Ces mots et expressions qui font la loi...

Bulletin sur la terminologie juridique anglais-français
par Frédéric Houbert, traducteur


Mai - Juin 2000

Liste des bulletins

Le présent bulletin, destiné initialement aux traducteurs juridiques, intéressera également toute personne désireuse de se familiariser avec la terminologie juridique anglo-saxonne et de mieux comprendre certaines expressions propres au droit français dont le sens est souvent méconnu. Les auteurs étant spécialisés dans le droit commercial et le droit civil, les termes et expressions abordés dans le bulletin relèvent principalement de ces deux domaines, ce qui n'exclut toutefois pas la présence ponctuelle de termes émanant d'autres spécialités.





MERITS

Lorsque les tribunaux rendent leur verdict dans une affaire, ils doivent notamment se prononcer sur les "merits", ou sur le "fond" de l'affaire (par opposition à la forme, cf. compétence du tribunal, etc.), c'est-à-dire statuer sur tout ou partie de la question litigieuse, objet de l'action. Ils peuvent par exemple choisir de "débouter le demandeur au fond" ("reject the plaintiff's claim on the merits").
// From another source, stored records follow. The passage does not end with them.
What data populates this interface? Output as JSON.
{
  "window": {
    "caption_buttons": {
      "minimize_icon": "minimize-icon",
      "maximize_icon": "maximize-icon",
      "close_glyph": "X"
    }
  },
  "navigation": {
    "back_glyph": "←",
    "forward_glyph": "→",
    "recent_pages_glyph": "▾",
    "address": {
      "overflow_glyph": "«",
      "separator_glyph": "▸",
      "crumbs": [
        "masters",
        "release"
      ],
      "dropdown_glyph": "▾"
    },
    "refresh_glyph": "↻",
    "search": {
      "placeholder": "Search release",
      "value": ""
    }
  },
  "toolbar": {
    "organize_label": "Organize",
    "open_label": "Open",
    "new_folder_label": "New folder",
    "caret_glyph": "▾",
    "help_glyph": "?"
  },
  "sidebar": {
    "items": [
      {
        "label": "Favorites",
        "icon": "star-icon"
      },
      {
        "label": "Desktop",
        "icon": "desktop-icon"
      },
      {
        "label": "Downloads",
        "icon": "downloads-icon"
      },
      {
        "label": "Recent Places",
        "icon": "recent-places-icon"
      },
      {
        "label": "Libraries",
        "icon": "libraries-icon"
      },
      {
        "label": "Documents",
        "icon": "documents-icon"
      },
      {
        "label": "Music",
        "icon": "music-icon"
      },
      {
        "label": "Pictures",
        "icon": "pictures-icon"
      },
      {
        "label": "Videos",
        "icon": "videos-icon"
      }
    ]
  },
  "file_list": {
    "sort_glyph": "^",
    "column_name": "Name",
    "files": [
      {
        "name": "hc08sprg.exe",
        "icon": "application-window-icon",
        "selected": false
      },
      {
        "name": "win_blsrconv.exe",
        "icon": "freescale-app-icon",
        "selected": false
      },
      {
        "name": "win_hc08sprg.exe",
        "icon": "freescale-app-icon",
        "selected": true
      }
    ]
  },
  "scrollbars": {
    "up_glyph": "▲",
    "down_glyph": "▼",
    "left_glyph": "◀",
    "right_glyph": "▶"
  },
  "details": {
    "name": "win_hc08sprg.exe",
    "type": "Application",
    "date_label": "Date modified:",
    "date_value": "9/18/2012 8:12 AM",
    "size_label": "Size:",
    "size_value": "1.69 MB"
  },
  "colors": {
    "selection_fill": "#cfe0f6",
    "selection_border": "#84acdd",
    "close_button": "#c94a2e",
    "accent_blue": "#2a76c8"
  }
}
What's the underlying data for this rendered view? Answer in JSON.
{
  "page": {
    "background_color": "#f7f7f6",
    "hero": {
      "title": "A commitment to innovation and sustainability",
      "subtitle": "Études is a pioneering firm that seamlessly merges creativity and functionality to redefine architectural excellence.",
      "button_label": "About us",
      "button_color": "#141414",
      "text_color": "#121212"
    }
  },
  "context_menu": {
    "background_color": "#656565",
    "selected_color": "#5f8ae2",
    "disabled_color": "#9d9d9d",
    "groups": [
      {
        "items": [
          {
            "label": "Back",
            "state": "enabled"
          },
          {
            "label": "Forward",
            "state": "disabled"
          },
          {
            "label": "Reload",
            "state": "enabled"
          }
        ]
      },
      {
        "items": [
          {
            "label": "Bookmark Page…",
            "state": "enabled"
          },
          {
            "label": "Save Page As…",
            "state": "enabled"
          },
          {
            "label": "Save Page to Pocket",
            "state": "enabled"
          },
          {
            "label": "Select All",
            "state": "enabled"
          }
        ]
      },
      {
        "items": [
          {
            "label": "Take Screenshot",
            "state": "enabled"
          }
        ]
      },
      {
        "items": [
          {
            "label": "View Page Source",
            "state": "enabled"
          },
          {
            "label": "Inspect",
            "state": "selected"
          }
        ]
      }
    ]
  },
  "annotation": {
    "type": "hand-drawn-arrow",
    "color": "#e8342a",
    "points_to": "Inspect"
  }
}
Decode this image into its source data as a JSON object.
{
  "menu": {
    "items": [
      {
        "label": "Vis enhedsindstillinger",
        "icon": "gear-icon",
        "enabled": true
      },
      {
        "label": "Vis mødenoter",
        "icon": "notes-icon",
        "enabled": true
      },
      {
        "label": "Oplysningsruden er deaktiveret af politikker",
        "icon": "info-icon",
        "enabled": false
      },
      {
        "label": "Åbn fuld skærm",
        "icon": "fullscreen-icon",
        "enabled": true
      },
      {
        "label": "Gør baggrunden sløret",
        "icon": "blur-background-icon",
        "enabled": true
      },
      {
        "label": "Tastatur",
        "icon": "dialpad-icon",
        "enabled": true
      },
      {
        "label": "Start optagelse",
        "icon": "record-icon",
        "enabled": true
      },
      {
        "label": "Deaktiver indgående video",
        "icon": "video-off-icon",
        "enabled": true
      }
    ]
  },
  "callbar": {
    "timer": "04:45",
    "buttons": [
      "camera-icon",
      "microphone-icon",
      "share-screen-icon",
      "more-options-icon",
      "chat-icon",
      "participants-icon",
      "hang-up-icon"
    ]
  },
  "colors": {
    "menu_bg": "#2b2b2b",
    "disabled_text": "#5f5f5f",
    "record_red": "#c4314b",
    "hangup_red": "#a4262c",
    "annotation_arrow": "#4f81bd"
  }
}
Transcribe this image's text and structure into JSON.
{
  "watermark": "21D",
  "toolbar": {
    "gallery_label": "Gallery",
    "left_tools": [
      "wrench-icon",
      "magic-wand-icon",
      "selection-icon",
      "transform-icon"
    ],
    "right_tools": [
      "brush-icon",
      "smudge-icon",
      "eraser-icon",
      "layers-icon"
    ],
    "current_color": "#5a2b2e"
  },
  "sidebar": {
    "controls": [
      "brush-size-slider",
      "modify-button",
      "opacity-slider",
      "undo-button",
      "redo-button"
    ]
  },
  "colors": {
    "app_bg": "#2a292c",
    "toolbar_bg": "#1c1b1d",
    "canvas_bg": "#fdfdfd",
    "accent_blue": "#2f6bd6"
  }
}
Il est intéressant de constater que le terme "merits" est également utilisé dans le langage courant, où il peut désigner, outre le bien-fondé d'un raisonnement par exemple, l'intérêt ou la valeur intrinsèque d'une chose.

INSTANCE (fr.)

Ce terme, qui relève de la procédure civile, a deux sens principaux : il peut désigner un organe administratif, une juridiction, ou une autorité (auquel cas il est plus courant de rencontrer le terme au pluriel, cf. "les instances compétentes" ou "dirigeantes"), ou faire référence à "une suite d'actes de procédure allant de la demande en justice jusqu'au jugement" (Lexique Dalloz de termes juridiques). Dans le premier cas, "instance" peut être traduit simplement par "authority". Dans le deuxième cas, c'est-à-dire lorsque "instance" désigne une procédure, il convient d'utiliser "lawsuit", "proceedings", ou "(legal) action". Ainsi, "introduire une instance" peut se traduire par exemple par "to initiate legal proceedings" ("proceedings" pouvant par ailleurs se traduire aussi par "poursuites", "procédure" "procès" ou encore, "recours").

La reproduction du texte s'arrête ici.